Nur drei Beispiele von vielen möglichen, die weit über das Alltägliche hinausgehen. Sie ließen sich beliebig erweitern:

•Während ich diese Sätze schreibe, lese ich, dass vor zwei Tagen ein 27-jähriger Mann in Südtirol mit seinem Sportwagen in eine Gruppe junger Skiläufer gerast ist. Er war betrunken. Sieben junge Menschen zwischen 22 und 25 Jahren starben. Andere schweben derzeit noch in Lebensgefahr. Was gäbe dieser Mann darum, wenn er nicht der inneren Stimme seines Gegenspielers gefolgt wäre, die ihn dazu verführte, sich betrunken ans Steuer zu setzen?

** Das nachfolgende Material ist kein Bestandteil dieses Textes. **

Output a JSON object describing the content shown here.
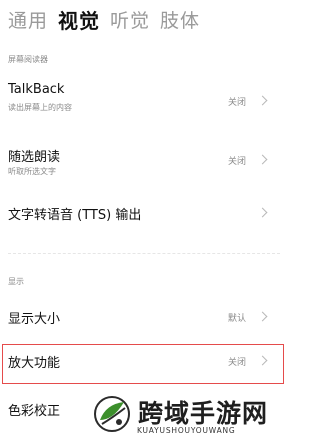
{
  "tabs": [
    {
      "label": "通用",
      "active": false
    },
    {
      "label": "视觉",
      "active": true
    },
    {
      "label": "听觉",
      "active": false
    },
    {
      "label": "肢体",
      "active": false
    }
  ],
  "screen_reader_section": {
    "label": "屏幕阅读器",
    "items": [
      {
        "title": "TalkBack",
        "subtitle": "读出屏幕上的内容",
        "value": "关闭"
      },
      {
        "title": "随选朗读",
        "subtitle": "听取所选文字",
        "value": "关闭"
      },
      {
        "title": "文字转语音 (TTS) 输出",
        "subtitle": "",
        "value": ""
      }
    ]
  },
  "display_section": {
    "label": "显示",
    "items": [
      {
        "title": "显示大小",
        "value": "默认"
      },
      {
        "title": "放大功能",
        "value": "关闭"
      },
      {
        "title": "色彩校正",
        "value": ""
      }
    ]
  },
  "watermark": {
    "title": "跨域手游网",
    "subtitle": "KUAYUSHOUYOUWANG"
  },
  "colors": {
    "highlight_border": "#e54b4b",
    "logo_green": "#3c8f2c"
  },
  "icons": [
    "chevron-right-icon",
    "watermark-logo-icon"
  ]
}
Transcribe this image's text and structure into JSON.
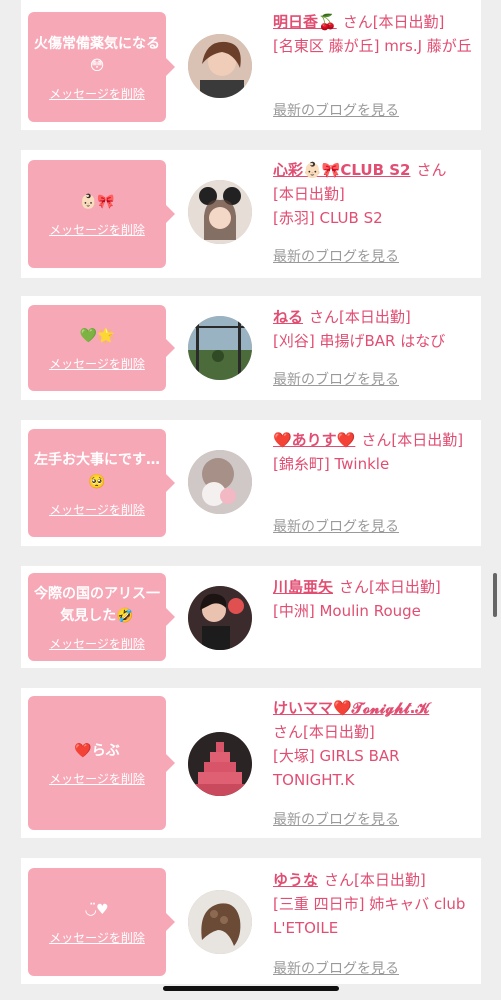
{
  "san_label": "さん",
  "delete_label": "メッセージを削除",
  "blog_label": "最新のブログを見る",
  "cards": [
    {
      "message": "火傷常備薬気になる😳",
      "name": "明日香🍒",
      "status": "[本日出勤]",
      "shop": "[名東区 藤が丘] mrs.J 藤が丘",
      "avatar": "woman-portrait-avatar"
    },
    {
      "message": "👶🏻🎀",
      "name": "心彩👶🏻🎀CLUB S2",
      "status": "[本日出勤]",
      "shop": "[赤羽] CLUB S2",
      "avatar": "mouse-ears-portrait-avatar"
    },
    {
      "message": "💚🌟",
      "name": "ねる",
      "status": "[本日出勤]",
      "shop": "[刈谷] 串揚げBAR はなび",
      "avatar": "landscape-avatar"
    },
    {
      "message": "左手お大事にです…🥺",
      "name": "❤️ありす❤️",
      "status": "[本日出勤]",
      "shop": "[錦糸町] Twinkle",
      "avatar": "blurred-portrait-avatar"
    },
    {
      "message": "今際の国のアリス一気見した🤣",
      "name": "川島亜矢",
      "status": "[本日出勤]",
      "shop": "[中洲] Moulin Rouge",
      "avatar": "dress-portrait-avatar"
    },
    {
      "message": "❤️らぶ",
      "name": "けいママ❤️𝓣𝓸𝓷𝓲𝓰𝓱𝓽.𝓚",
      "status": "[本日出勤]",
      "shop": "[大塚] GIRLS BAR TONIGHT.K",
      "avatar": "can-tower-avatar"
    },
    {
      "message": "◡̈♥︎",
      "name": "ゆうな",
      "status": "[本日出勤]",
      "shop": "[三重 四日市] 姉キャバ club L'ETOILE",
      "avatar": "hairstyle-avatar"
    }
  ]
}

•Akte des Gegenspielers sind meines Erachtens auch die laschen Bemühungen von Politikern, dem immer deutlicher werdenden Klimawandel konstruktiv zu begegnen. Es musste erst ein Kind kommen, um die »Großen« auf ihre Pflichten aufmerksam zu machen. Was hat das mit dem Gegenspieler zu tun? Er »sorgt« dafür, dass die Vernunft das innere Brennen für unseren wunderbaren Planeten niederhält.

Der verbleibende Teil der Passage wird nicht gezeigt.